Possible Duplicate:
Sanitization of User-Supplied Regular Expressions in PHP
Let's say you want to let users search for something and your search function has the ability to accept regular expressions.
Is it OK to let site users to search by regexes that they post? From a user's point of view, I'd love a site which would let me do that :D
Is there any security risk involved? How can I sanitize a regex?
The main risk is that the regular expression is very complex and will run for ages or reach the recursion limit of the engine. See this article. Other risks may occur if you let your users user regex replacement in the wrong places, because that introduces the risk of code injection. But matching itself cannot really do any other harm than DoSing your server.
There has been a question recently on how to recognize these dangerous regexes and the consensus was that it is not generally possible. See the question.
You are probably best off by restricting the time your regex search can take and abort it if it takes too long.

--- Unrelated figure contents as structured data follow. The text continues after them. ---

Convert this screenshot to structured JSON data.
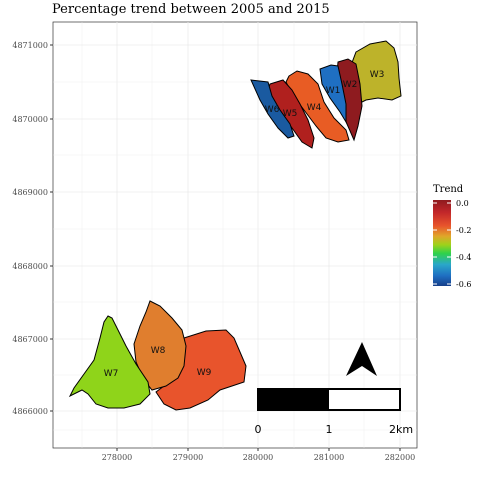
{
  "title": "Percentage trend between 2005 and 2015",
  "axes": {
    "y_ticks": [
      "4871000",
      "4870000",
      "4869000",
      "4868000",
      "4867000",
      "4866000"
    ],
    "x_ticks": [
      "278000",
      "279000",
      "280000",
      "281000",
      "282000"
    ]
  },
  "legend": {
    "title": "Trend",
    "labels": [
      "0.0",
      "-0.2",
      "-0.4",
      "-0.6"
    ]
  },
  "regions": [
    {
      "label": "W1",
      "color": "#1f6fc2"
    },
    {
      "label": "W2",
      "color": "#8e1b1f"
    },
    {
      "label": "W3",
      "color": "#bdb32a"
    },
    {
      "label": "W4",
      "color": "#e85c24"
    },
    {
      "label": "W5",
      "color": "#b0201e"
    },
    {
      "label": "W6",
      "color": "#1a5aa0"
    },
    {
      "label": "W7",
      "color": "#8fd41a"
    },
    {
      "label": "W8",
      "color": "#e07e2e"
    },
    {
      "label": "W9",
      "color": "#e8542c"
    }
  ],
  "scalebar": {
    "labels": [
      "0",
      "1",
      "2km"
    ]
  }
}
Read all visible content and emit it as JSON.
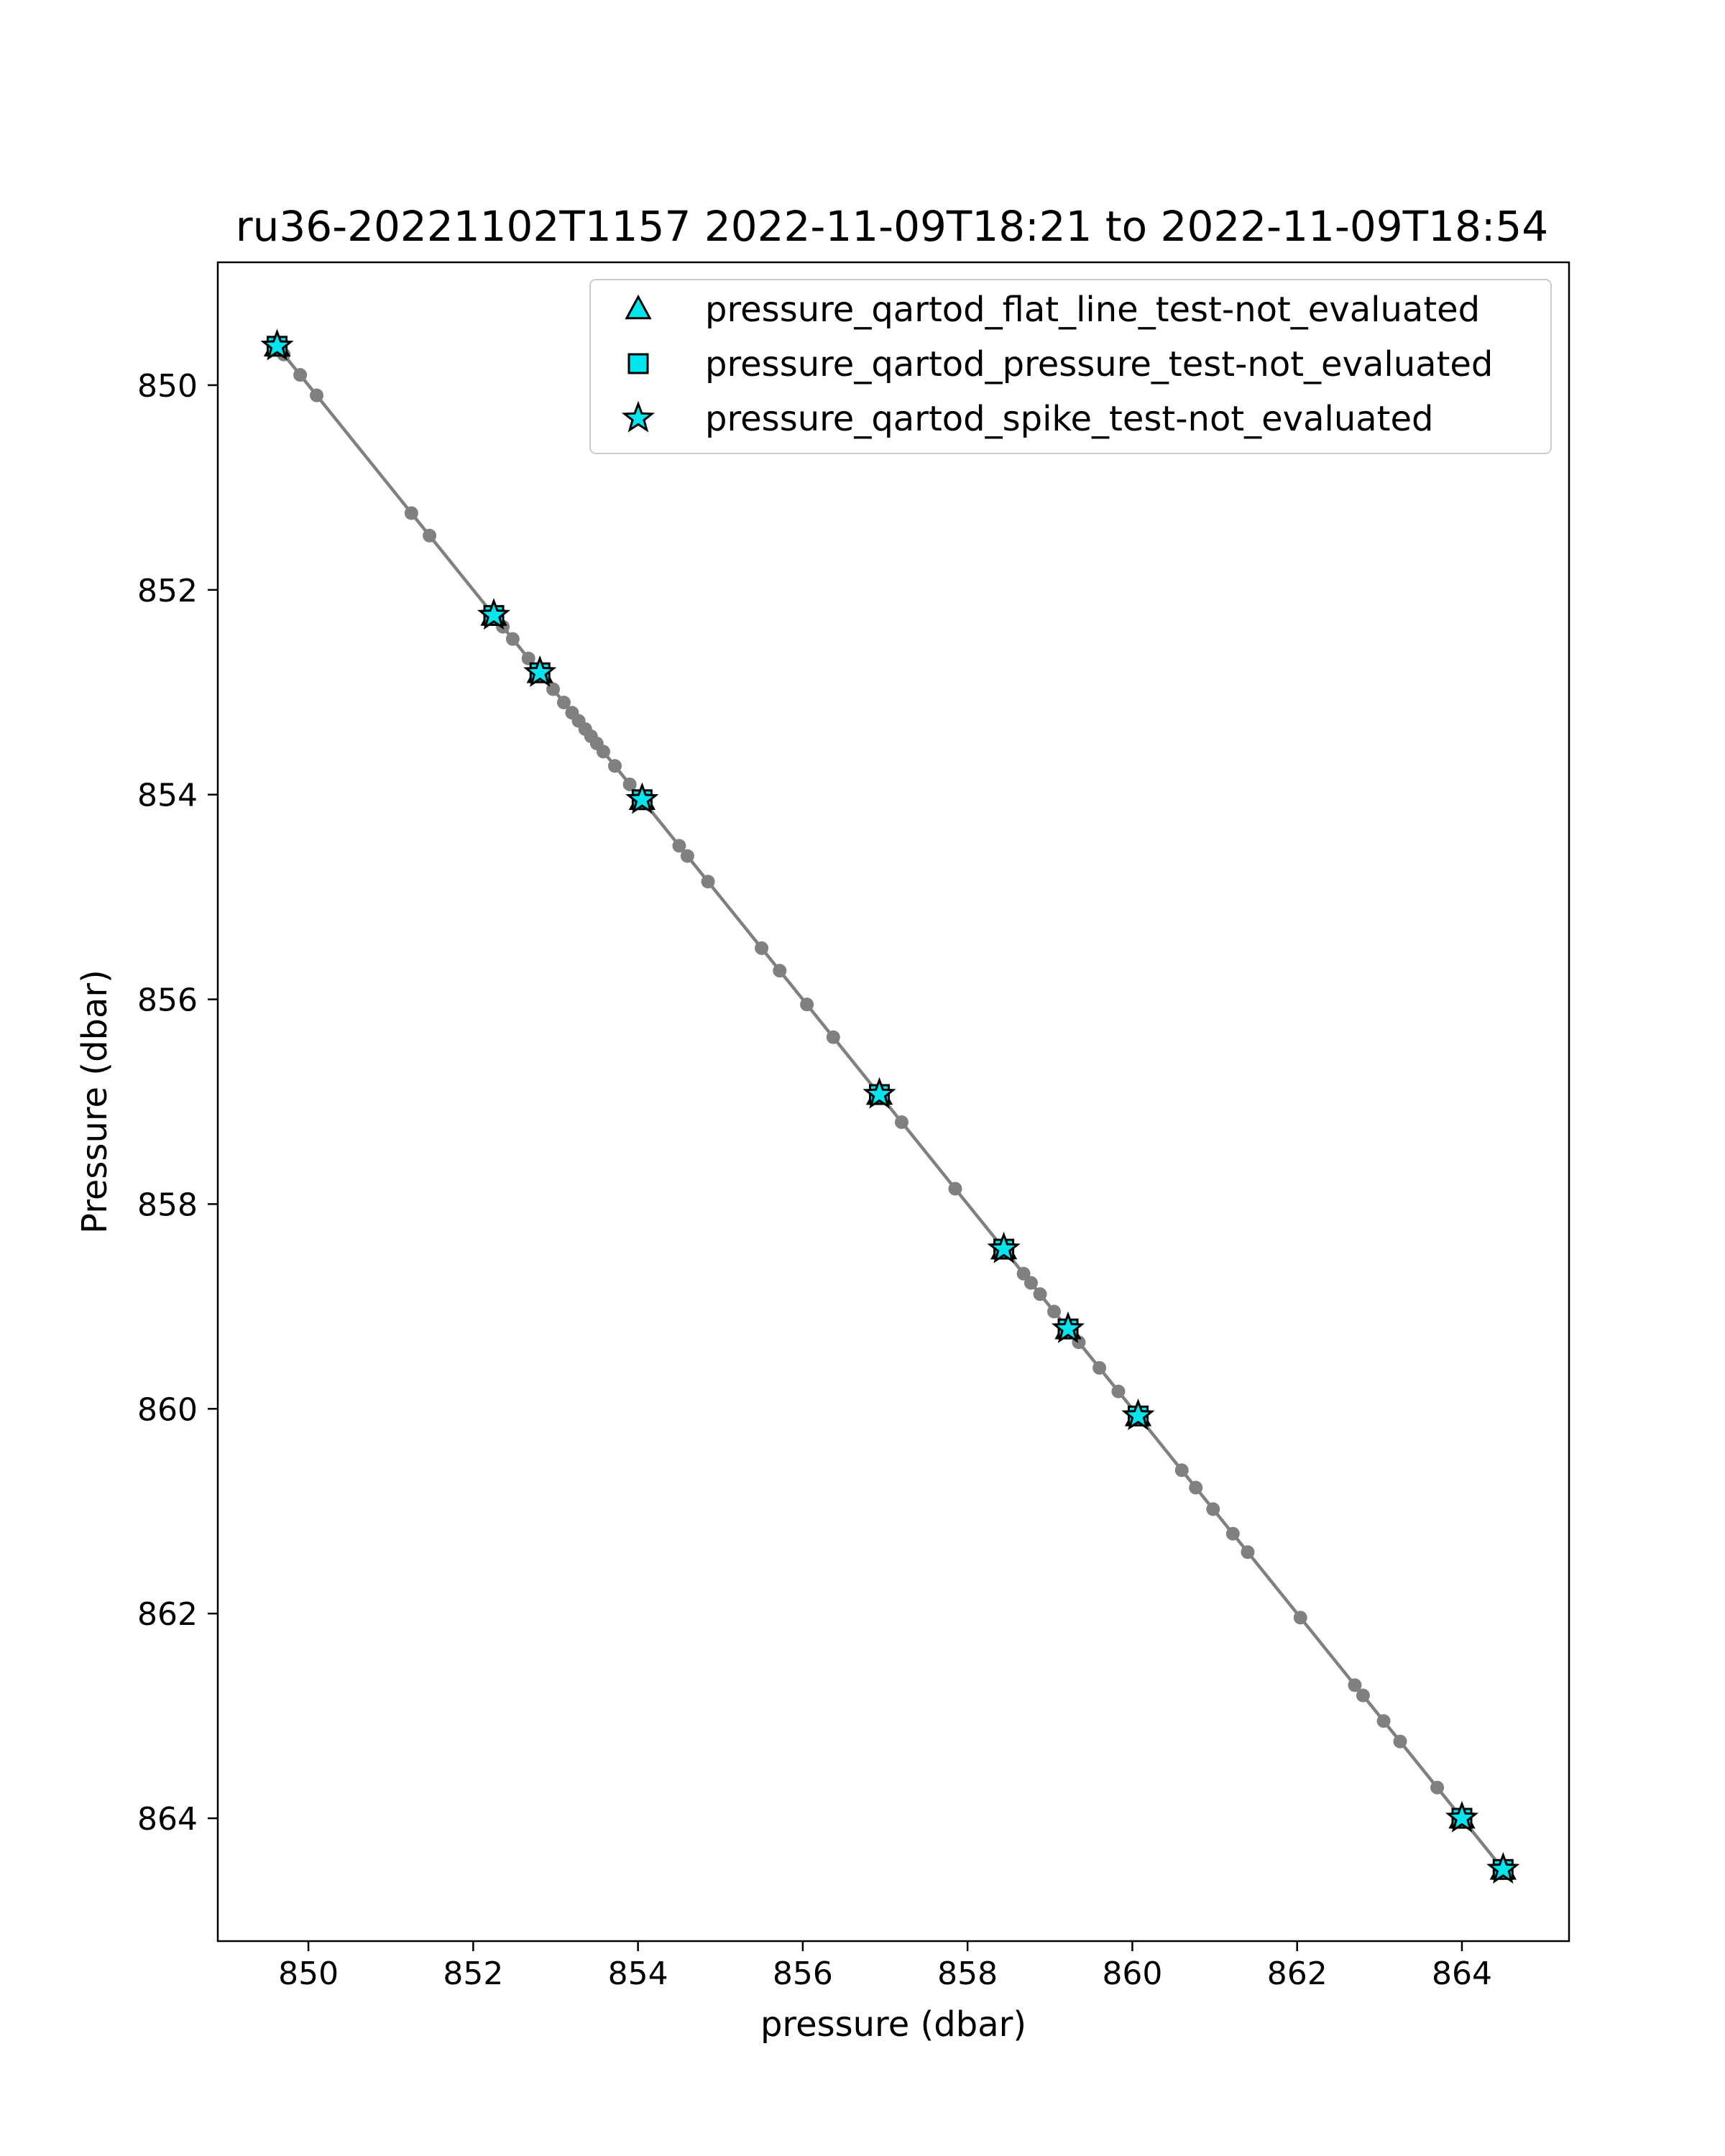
{
  "chart_data": {
    "type": "scatter",
    "title": "ru36-20221102T1157 2022-11-09T18:21 to 2022-11-09T18:54",
    "xlabel": "pressure (dbar)",
    "ylabel": "Pressure (dbar)",
    "xlim": [
      848.9,
      865.3
    ],
    "ylim": [
      865.2,
      848.8
    ],
    "y_inverted": true,
    "grid": false,
    "legend_position": "top-right",
    "x_ticks": [
      850,
      852,
      854,
      856,
      858,
      860,
      862,
      864
    ],
    "y_ticks": [
      850,
      852,
      854,
      856,
      858,
      860,
      862,
      864
    ],
    "line_color": "#808080",
    "marker_fill": "#00e5ee",
    "profile": [
      849.6,
      849.7,
      849.9,
      850.1,
      851.25,
      851.47,
      852.25,
      852.36,
      852.48,
      852.67,
      852.81,
      852.97,
      853.1,
      853.2,
      853.28,
      853.36,
      853.43,
      853.5,
      853.58,
      853.72,
      853.9,
      854.05,
      854.5,
      854.6,
      854.85,
      855.5,
      855.72,
      856.05,
      856.37,
      856.95,
      857.2,
      857.85,
      858.45,
      858.68,
      858.77,
      858.88,
      859.05,
      859.2,
      859.35,
      859.6,
      859.83,
      860.05,
      860.6,
      860.77,
      860.98,
      861.22,
      861.4,
      862.04,
      862.7,
      862.8,
      863.05,
      863.25,
      863.7,
      864.0,
      864.5
    ],
    "series": [
      {
        "name": "pressure_qartod_flat_line_test-not_evaluated",
        "marker": "triangle",
        "values": [
          849.62,
          852.25,
          852.81,
          854.05,
          856.93,
          858.44,
          859.22,
          860.07,
          864.0,
          864.5
        ]
      },
      {
        "name": "pressure_qartod_pressure_test-not_evaluated",
        "marker": "square",
        "values": [
          849.62,
          852.25,
          852.81,
          854.05,
          856.93,
          858.44,
          859.22,
          860.07,
          864.0,
          864.5
        ]
      },
      {
        "name": "pressure_qartod_spike_test-not_evaluated",
        "marker": "star",
        "values": [
          849.62,
          852.25,
          852.81,
          854.05,
          856.93,
          858.44,
          859.22,
          860.07,
          864.0,
          864.5
        ]
      }
    ]
  }
}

If the regex doesn't effect the programming code, there's no real security risk. The reason, I believe, that it's often not implemented is that it is a costly procedure and I have never seen it used in SQL, so you would need to get ALL the content being searched through, and then run the regex on it, rather than the simplicity allowed with the SQL like
or exact matching, etc.
I don't see a direct security risk, but I see performance related issues that can easily cause some serious downtime. There's two flavors of this, too complex ones and too broad ones. Consider for example a query like .*
- with a big database, I've seen that even a couple of those can easily bring down systems.
I would execute user searches with something else than the actual live database, preferrably from cached results in memory, where this should not matter as much.
Or just implement only wildcards like suggested in the comments (*,?). They're both more user friendly and easier to deal with.